Safety and efficacy of baricitinib in steroid‐resistant or relapsed immune thrombocytopenia: An open‐label pilot study

• Published in: American journal of hematology Vol. 99; no. 10; pp. 1951 - 1958
• Main Authors: Zhao, Peng, An, Zhuo‐Yu, Fu, Hai‐Xia, Liu, Hui‐Xin, Feng, Cheng‐Jie, Huang, Qiu‐Sha, Wu, Jin, Wu, Ye‐Jun, Yang, Li‐Ping, Qu, Qing‐Yuan, Chen, Yu‐Xiu, Li, Meng‐Lin, Wang, Chen‐Cong, Chen, Qi, Zhu, Xiao‐Lu, He, Yun, Zhang, Yuan‐Yuan, Jiang, Qian, Jiang, Hao, Lu, Jin, Chang, Ying‐Jun, Zhao, Xiao‐Su, Zhao, Xiang‐Yu, Huang, Xiao‐Jun, Zhang, Xiao‐Hui
• Format: Journal Article
• Language: English
• Published: Hoboken, USA John Wiley & Sons, Inc 01.10.2024; Wiley Subscription Services, Inc
• Subjects: Adult; Adverse events; Aged; Autoimmune diseases; Azetidines - administration & dosage; Azetidines - adverse effects; Azetidines - therapeutic use; Corticosteroids; Drug Resistance; Female; Humans; Idiopathic thrombocytopenic purpura; Male; Middle Aged; Pilot Projects; Platelet Count; Platelets; Purines - administration & dosage; Purines - adverse effects; Purines - therapeutic use; Purpura, Thrombocytopenic, Idiopathic - drug therapy; Pyrazoles - administration & dosage; Pyrazoles - adverse effects; Pyrazoles - therapeutic use; Quality of life; Recurrence; Steroids; Sulfonamides - administration & dosage; Sulfonamides - adverse effects; Sulfonamides - therapeutic use; Thrombocytopenia; Treatment Outcome
• ISSN: 0361-8609; 1096-8652; 1096-8652
• DOI: 10.1002/ajh.27433

Patients with steroid‐resistant or relapsed immune thrombocytopenia (ITP) suffer increased bleeding risk and impaired quality of life. Baricitinib, an oral Janus‐associated kinases (JAK) inhibitor, could alleviate both innate and adaptive immune disorders without inducing thrombocytopenia in several autoimmune diseases. Accordingly, an open‐label, single‐arm, phase 2 trial (NCT05446831) was initiated to explore the safety and efficacy of baricitinib in ITP. Eligible patients were adults with primary ITP who were refractory to corticosteroids and at least one subsequent treatment, and had platelet counts below 30 × 109/L at enrolment. Participants received baricitinib 4 mg daily for 6 months.
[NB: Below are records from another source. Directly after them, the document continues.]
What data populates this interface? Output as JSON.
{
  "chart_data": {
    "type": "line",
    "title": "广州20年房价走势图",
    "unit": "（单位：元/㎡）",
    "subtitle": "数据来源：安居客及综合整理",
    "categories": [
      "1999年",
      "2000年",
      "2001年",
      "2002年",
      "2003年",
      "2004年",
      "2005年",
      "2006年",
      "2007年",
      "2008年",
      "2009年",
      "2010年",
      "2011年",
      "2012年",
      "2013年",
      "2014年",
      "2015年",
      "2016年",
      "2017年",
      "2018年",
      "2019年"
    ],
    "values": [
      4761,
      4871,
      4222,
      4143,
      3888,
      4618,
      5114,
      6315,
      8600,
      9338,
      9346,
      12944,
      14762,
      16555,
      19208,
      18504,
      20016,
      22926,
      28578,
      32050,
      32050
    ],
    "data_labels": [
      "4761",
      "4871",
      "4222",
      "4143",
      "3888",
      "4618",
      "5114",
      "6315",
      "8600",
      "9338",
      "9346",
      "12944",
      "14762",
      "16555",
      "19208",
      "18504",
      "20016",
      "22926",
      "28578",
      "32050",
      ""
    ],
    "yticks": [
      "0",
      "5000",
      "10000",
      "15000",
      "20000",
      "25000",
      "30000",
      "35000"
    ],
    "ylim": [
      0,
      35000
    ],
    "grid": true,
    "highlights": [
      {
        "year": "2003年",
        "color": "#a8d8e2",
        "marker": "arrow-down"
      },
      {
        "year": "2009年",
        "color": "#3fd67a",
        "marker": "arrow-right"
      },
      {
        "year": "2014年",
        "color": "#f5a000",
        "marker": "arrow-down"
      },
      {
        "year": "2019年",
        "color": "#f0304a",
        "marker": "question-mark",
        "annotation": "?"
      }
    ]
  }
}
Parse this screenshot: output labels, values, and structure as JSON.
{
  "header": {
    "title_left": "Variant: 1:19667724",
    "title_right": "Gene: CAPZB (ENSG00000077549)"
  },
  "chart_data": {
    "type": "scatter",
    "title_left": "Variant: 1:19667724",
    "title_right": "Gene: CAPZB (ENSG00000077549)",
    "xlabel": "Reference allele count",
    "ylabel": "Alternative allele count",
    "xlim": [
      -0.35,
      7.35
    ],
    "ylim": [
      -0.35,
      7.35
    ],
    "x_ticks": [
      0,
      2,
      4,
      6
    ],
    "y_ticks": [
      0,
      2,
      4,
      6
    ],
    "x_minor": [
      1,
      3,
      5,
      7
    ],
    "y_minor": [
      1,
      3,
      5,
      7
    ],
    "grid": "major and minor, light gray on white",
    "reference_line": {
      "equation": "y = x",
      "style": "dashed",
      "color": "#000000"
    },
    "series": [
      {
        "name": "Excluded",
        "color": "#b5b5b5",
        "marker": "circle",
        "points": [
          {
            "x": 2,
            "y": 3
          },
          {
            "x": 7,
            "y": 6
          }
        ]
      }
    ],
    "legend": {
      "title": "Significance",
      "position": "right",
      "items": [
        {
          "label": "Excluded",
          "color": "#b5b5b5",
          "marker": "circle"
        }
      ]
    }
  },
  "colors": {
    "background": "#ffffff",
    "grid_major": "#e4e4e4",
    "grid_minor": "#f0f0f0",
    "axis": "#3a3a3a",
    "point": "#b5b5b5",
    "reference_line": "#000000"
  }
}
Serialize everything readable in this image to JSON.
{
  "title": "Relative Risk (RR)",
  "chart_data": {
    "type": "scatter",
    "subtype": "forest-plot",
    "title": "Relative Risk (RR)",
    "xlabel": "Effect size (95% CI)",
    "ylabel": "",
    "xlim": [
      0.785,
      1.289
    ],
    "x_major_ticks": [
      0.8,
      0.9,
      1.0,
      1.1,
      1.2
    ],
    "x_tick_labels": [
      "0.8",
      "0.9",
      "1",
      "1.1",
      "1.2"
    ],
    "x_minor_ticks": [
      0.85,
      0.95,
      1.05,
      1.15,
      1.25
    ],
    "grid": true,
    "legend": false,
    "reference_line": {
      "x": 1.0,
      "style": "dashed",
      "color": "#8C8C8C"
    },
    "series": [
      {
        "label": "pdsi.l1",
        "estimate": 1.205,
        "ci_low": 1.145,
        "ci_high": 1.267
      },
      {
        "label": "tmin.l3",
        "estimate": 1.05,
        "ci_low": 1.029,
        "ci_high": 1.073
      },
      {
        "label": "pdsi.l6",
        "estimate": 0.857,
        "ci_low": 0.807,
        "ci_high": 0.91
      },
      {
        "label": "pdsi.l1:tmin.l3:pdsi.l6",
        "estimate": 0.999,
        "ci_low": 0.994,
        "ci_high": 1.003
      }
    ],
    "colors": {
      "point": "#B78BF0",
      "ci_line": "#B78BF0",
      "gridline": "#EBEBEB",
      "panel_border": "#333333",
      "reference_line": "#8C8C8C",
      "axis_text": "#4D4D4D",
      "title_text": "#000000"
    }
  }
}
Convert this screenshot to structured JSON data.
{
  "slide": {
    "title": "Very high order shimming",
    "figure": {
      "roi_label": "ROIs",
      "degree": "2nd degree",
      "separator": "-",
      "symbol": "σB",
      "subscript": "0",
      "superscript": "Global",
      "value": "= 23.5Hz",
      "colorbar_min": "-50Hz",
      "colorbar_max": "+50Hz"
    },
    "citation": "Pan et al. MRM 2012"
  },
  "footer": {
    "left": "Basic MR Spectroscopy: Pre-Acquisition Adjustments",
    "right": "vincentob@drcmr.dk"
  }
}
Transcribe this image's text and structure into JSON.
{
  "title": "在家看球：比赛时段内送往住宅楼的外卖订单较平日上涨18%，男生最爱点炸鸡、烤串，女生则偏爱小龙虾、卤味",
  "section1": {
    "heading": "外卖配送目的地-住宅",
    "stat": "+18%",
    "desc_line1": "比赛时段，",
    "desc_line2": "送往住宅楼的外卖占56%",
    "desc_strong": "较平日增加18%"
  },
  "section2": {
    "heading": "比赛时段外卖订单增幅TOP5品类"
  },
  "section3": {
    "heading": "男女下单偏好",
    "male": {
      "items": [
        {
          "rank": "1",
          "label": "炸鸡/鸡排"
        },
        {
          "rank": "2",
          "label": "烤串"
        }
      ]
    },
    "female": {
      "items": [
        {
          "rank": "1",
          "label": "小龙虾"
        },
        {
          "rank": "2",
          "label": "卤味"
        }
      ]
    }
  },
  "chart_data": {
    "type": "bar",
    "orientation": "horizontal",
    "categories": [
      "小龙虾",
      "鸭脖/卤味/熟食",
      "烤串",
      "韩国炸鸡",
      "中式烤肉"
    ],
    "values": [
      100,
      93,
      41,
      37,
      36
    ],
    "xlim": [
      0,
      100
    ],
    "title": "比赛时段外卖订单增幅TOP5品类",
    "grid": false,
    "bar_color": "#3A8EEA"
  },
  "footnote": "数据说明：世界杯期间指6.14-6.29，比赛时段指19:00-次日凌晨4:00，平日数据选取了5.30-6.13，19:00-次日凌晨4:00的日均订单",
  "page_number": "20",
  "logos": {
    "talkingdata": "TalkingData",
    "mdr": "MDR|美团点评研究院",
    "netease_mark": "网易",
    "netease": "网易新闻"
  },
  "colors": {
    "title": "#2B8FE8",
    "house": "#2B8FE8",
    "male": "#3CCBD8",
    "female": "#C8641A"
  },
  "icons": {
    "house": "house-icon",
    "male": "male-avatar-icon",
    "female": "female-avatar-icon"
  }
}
The primary endpoint was durable response at the 6‐month follow‐up. A total of 35 patients were enrolled. Durable response was achieved in 20 patients (57.1%, 95% confidence interval, 39.9 to 74.4), and initial response in 23 (65.7%) patients. For patients responding to baricitinib, the median time to response was 12 (IQR 6–20) days, and the median peak platelet count was 94 (IQR 72–128) × 109/L. Among the 27 patients undergoing extend observation, 12 (44.4%) remained responsive for a median duration of approximately 20 weeks after baricitinib discontinuation. Adverse events were reported in 11 (31.4%) patients, including infections in 6 (17.1%) patients during the treatment period. Treatment discontinuation due to an adverse event was reported in 2 (5.7%) patients. Evidence from this pilot study suggested that baricitinib might be a novel candidate for the armamentarium of ITP‐modifying agents. Future studies are warranted to validate the safety, efficacy, and optimal dosing of baricitinib in patients with ITP.